I don't know if this is the right place but i kind of don't care. Is there any way we can have a check/uncheck all like in the new submission pages? Where we can nuke all, check which ones we want removed, etc?

I would really like for this to be an option because i can't just sit through 50 pages clicking remove every two minutes. (I'm also on dial-up so page reloading on the faves page is horrible.)

*pleeeaseplz.*


----------



## Sheol (Jan 23, 2009)

I wouldn't mind having a better delete/remove system. Perhaps something like.. a page showing our favorites? With 100 or so a page, sort of like when we're viewing new submissions? That way we could mass remove favorites (for like, when we're abandoning an account) OR even remove pictures from our galleries faster.


----------



## SKC (Jan 23, 2009)

I wouldn't mind seeing something like that. Along with a good list of other account management features worth begging for.


----------



## Ivorymoth (Jan 23, 2009)

Something like that would be cool.


----------



## Devia_Luna (Jan 23, 2009)

I completely agree with this idea.


----------



## thebeast76 (Jan 23, 2009)

I AGREE WITH THIS STATEMENT


----------



## FoothePanda (Jan 23, 2009)

I agree too.


----------



## Arsenic Cherries (Jan 23, 2009)

Especially in our galleries.... trying to move/remove stuff when you have a lot is a pain. It's really annoying when you have to go through all the pages again just to delete something further in.... EACH. TIME. YOU. DELETE.

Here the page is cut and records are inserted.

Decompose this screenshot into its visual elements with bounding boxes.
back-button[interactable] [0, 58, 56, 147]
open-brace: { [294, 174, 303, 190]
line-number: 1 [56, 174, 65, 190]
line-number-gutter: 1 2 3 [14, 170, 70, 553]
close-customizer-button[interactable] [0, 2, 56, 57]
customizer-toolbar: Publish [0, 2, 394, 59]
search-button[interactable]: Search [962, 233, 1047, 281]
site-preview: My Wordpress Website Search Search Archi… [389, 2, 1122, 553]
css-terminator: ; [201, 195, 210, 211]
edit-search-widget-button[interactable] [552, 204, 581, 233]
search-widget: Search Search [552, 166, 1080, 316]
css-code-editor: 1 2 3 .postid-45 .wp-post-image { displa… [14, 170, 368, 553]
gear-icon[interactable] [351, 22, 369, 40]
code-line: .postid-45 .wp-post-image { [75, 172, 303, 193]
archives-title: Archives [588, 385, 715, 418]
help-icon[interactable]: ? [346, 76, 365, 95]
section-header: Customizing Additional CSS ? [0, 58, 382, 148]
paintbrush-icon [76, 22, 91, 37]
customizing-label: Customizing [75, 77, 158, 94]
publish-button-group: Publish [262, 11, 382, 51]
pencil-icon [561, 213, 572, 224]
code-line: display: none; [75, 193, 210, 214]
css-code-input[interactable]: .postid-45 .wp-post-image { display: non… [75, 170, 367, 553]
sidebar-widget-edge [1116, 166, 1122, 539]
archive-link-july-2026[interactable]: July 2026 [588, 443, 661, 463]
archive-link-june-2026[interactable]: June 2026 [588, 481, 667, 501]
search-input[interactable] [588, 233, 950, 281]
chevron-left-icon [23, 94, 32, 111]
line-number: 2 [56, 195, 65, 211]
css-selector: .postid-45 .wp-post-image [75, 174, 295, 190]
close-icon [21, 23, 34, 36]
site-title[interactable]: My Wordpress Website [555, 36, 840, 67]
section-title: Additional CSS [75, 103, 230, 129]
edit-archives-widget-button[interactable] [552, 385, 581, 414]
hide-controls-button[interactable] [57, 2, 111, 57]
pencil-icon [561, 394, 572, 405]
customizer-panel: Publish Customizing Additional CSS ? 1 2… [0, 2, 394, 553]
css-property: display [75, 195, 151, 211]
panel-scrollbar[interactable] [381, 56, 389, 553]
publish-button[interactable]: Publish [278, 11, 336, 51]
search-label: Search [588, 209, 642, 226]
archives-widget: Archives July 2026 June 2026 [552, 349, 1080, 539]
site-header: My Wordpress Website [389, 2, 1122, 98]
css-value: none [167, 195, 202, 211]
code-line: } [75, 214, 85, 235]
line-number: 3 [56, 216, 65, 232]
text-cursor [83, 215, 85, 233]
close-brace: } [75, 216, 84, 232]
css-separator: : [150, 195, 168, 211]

DA has this problem too.... 

It gives the impression that "well if it's so hard you won't delete anything"

So if nothing else, having that "store" function DA has, where you can hide stuff from the public... that would be really helpful.


----------



## T3HPK (Jan 23, 2009)

Mass deletage option plz. <3


----------



## Zeraph (Jan 23, 2009)

FFFFFF megadeleteplz


----------



## karmapolice (Jan 23, 2009)

Arsenic Cherries said:


> Especially in our galleries.... trying to move/remove stuff when you have a lot is a pain. It's really annoying when you have to go through all the pages again just to delete something further in.... EACH. TIME. YOU. DELETE.
> 
> DA has this problem too....
> 
> ...



Storage function would be great, imho.


----------



## Fiereci (Jan 24, 2009)

seems like many big art sites don't have this option either. it's a shame..


----------



## Devious Bane (Jan 25, 2009)

Mass deletion?




Would be such a time saver.


----------